Fenomena ini menjadi sorotan para peneliti lintas negara yang memperingatkan bahwa persona berbasis AI dapat memainkan peran besar dalam membentuk opini publik. Dalam kajian terbaru yang dimuat di jurnal Science, mereka mengungkap bagaimana sistem ini mampu meniru perilaku manusia secara daring dan masuk ke berbagai komunitas digital.
Persona AI tidak sekadar menyebar pesan, tetapi juga aktif berdiskusi, merespons komentar, dan membangun narasi yang konsisten. Dengan dukungan model bahasa besar dan sistem multi-agen, satu operator bahkan bisa mengendalikan ribuan “identitas digital” sekaligus.
“Kita tidak seharusnya membayangkan bahwa masyarakat akan tetap tidak berubah seiring munculnya sistem-sistem ini. Kemungkinan hasilnya adalah menurunnya kepercayaan terhadap suara-suara yang tidak dikenal di media sosial, yang dapat memberdayakan para selebritas dan mempersulit pesan-pesan dari akar rumput untuk menembusnya,” ujar Kevin Leyton-Brown, ilmuwan komputer dari University of British Columbia.
Kemampuan AI untuk menyesuaikan bahasa, memahami konteks lokal, dan bereaksi secara real-time membuatnya sulit dibedakan dari pengguna manusia. Bahkan, sistem ini mampu menguji berbagai pendekatan komunikasi dalam skala besar untuk menemukan pesan paling persuasif.
Akibatnya, apa yang terlihat sebagai kesepakatan publik sebenarnya bisa jadi hasil rekayasa algoritma. Konsensus semu ini berpotensi mengarahkan opini masyarakat, terutama dalam isu politik dan momentum penting seperti pemilihan umum.
Tanda-tanda ancaman ini sudah mulai terlihat melalui maraknya deepfake dan situs berita palsu berbasis AI. Sejumlah laporan menunjukkan bahwa teknologi tersebut telah memengaruhi percakapan publik di berbagai negara, termasuk Indonesia.

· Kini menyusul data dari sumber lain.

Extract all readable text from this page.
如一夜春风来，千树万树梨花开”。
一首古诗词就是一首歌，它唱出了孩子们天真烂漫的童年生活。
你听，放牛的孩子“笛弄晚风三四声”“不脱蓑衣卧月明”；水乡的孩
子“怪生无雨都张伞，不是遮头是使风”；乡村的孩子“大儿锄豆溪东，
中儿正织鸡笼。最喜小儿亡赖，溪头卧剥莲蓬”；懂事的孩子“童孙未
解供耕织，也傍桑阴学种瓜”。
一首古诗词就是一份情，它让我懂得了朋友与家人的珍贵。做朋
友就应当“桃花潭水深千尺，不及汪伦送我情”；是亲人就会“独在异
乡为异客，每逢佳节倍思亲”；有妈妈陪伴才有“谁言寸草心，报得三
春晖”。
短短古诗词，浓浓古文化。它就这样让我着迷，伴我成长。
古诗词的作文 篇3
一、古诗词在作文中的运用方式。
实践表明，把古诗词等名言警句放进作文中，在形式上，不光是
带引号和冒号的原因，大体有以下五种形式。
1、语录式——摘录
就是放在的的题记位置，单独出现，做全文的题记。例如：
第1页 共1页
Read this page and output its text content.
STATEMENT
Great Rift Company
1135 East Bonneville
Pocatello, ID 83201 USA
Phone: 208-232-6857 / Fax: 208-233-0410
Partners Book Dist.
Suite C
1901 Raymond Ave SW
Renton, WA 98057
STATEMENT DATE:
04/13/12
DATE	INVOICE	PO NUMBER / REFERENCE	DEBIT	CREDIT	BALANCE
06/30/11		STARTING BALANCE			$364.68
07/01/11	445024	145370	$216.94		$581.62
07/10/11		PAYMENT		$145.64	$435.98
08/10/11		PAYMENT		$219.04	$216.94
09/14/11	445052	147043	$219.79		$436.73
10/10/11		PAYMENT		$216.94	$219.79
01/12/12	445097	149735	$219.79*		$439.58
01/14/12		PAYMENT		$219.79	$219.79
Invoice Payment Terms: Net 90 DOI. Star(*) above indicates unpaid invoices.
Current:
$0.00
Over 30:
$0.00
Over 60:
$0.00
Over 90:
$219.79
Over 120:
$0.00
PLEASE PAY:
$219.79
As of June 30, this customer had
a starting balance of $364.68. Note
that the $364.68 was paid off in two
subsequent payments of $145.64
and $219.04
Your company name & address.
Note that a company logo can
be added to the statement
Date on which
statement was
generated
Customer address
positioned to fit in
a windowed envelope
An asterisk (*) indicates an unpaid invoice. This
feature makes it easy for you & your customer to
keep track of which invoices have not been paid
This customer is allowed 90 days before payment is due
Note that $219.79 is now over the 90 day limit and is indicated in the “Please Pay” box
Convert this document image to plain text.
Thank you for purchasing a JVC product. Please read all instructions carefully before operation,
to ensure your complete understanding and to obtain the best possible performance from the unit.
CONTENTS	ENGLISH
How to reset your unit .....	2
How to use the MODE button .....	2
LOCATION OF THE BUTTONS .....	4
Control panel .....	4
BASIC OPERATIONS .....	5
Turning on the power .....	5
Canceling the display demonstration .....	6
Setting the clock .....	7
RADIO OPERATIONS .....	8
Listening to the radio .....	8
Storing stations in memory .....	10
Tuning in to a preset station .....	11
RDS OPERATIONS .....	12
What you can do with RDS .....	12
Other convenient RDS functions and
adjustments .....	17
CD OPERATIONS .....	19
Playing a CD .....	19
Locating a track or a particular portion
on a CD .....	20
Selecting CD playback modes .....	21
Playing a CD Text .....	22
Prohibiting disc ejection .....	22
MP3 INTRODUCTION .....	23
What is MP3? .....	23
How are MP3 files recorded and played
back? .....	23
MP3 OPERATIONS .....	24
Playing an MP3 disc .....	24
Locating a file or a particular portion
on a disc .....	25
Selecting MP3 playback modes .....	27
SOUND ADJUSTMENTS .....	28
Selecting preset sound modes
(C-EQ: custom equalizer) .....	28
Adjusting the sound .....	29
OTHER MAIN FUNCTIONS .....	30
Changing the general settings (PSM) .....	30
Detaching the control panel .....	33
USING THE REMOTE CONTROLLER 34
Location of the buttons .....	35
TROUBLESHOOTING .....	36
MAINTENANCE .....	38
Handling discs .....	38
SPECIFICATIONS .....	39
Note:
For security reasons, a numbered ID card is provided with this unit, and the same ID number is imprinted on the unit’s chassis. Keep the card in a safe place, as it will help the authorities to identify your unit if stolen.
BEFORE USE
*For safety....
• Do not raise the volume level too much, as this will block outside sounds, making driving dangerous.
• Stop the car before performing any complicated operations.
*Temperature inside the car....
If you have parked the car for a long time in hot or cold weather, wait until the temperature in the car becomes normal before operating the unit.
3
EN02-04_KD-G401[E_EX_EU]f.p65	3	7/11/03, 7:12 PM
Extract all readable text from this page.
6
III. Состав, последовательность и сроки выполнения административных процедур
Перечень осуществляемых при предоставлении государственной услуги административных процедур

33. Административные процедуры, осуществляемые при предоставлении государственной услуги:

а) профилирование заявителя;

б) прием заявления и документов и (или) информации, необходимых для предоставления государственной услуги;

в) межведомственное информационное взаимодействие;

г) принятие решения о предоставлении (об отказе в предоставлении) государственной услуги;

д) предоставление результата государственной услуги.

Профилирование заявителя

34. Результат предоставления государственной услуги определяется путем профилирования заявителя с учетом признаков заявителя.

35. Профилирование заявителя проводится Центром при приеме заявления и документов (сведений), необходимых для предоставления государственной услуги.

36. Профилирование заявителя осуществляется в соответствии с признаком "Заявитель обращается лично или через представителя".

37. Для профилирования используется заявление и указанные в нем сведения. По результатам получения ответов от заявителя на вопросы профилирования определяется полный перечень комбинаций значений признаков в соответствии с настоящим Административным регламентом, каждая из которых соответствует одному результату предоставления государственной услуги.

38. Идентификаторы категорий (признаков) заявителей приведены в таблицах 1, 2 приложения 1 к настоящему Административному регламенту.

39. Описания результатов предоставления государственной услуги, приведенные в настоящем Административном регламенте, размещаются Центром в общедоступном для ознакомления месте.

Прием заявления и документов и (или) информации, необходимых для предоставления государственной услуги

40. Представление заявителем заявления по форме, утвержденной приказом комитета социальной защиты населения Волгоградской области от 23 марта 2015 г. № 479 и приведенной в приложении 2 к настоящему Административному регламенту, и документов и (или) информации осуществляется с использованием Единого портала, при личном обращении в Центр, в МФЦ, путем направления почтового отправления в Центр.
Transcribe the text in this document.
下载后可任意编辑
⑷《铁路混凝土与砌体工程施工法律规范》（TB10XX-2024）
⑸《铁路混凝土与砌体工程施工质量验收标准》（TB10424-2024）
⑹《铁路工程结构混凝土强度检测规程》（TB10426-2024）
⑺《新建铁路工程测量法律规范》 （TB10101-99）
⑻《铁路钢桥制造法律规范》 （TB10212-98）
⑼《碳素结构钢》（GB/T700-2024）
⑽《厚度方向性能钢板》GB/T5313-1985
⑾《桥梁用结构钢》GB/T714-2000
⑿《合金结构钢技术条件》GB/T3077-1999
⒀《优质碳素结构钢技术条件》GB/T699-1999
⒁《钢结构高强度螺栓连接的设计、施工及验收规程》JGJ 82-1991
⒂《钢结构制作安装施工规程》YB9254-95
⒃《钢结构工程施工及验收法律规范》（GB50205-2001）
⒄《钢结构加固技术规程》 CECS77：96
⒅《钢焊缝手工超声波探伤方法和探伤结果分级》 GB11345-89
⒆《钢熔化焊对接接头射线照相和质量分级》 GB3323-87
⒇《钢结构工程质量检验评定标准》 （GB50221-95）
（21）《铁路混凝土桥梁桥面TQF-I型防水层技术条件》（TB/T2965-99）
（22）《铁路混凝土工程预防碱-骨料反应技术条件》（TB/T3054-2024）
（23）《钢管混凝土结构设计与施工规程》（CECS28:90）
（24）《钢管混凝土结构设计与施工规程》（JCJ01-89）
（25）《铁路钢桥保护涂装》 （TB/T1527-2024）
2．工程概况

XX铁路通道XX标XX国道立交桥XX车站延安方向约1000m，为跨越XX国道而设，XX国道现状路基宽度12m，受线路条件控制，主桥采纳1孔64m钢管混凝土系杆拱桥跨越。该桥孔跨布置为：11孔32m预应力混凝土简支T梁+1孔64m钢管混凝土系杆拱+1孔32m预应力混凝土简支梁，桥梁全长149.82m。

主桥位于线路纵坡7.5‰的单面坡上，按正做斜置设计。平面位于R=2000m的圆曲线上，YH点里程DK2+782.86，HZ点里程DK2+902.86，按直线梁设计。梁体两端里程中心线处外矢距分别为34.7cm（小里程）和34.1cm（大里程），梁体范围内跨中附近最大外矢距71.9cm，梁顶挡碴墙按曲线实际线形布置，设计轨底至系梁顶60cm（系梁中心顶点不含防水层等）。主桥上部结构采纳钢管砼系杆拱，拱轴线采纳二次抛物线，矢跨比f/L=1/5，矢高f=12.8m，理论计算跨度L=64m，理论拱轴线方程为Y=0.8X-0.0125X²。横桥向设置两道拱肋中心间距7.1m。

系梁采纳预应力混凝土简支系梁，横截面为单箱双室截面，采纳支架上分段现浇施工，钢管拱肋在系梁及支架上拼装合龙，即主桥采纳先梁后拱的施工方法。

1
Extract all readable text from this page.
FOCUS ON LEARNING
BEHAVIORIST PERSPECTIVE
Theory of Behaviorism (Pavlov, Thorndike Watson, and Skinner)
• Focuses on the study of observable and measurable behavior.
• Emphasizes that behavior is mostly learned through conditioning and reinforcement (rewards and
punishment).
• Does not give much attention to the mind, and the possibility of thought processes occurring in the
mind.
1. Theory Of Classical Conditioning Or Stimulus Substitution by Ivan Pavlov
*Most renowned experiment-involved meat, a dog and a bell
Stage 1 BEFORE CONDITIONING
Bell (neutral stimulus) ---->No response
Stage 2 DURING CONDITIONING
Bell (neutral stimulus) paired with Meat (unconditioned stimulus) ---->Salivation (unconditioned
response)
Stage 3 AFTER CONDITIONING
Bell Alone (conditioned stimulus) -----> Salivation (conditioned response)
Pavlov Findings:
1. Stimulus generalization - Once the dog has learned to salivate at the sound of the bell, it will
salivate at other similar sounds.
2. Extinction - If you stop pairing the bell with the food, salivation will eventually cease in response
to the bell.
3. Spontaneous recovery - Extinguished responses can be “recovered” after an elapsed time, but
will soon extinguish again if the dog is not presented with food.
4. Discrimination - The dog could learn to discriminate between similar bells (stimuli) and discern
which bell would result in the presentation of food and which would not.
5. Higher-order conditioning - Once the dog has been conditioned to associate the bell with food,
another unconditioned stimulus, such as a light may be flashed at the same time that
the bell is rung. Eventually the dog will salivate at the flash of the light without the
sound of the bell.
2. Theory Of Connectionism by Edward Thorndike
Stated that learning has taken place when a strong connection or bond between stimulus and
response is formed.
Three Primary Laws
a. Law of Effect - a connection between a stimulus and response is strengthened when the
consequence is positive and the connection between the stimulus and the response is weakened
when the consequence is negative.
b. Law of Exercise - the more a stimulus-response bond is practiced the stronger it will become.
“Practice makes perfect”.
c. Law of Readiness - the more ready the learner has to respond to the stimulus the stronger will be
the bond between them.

Selain memengaruhi opini saat ini, aktivitas jaringan AI juga diduga berdampak jangka panjang. Konten yang disebarkan secara masif dapat menjadi bahan pelatihan sistem AI berikutnya, sehingga membentuk pola informasi yang terus berulang dan bias.
Para ahli menilai, tantangan terbesar ke depan adalah mendeteksi serta mengendalikan kampanye pengaruh berbasis AI sebelum berkembang luas. Tanpa langkah antisipatif, demokrasi digital berisiko terdistorsi oleh suara-suara buatan yang sulit dikenali.
Pada akhirnya, masyarakat dihadapkan pada pertanyaan mendasar: apakah yang kita lihat di ruang digital benar-benar cerminan opini publik, atau sekadar ilusi yang dibangun mesin?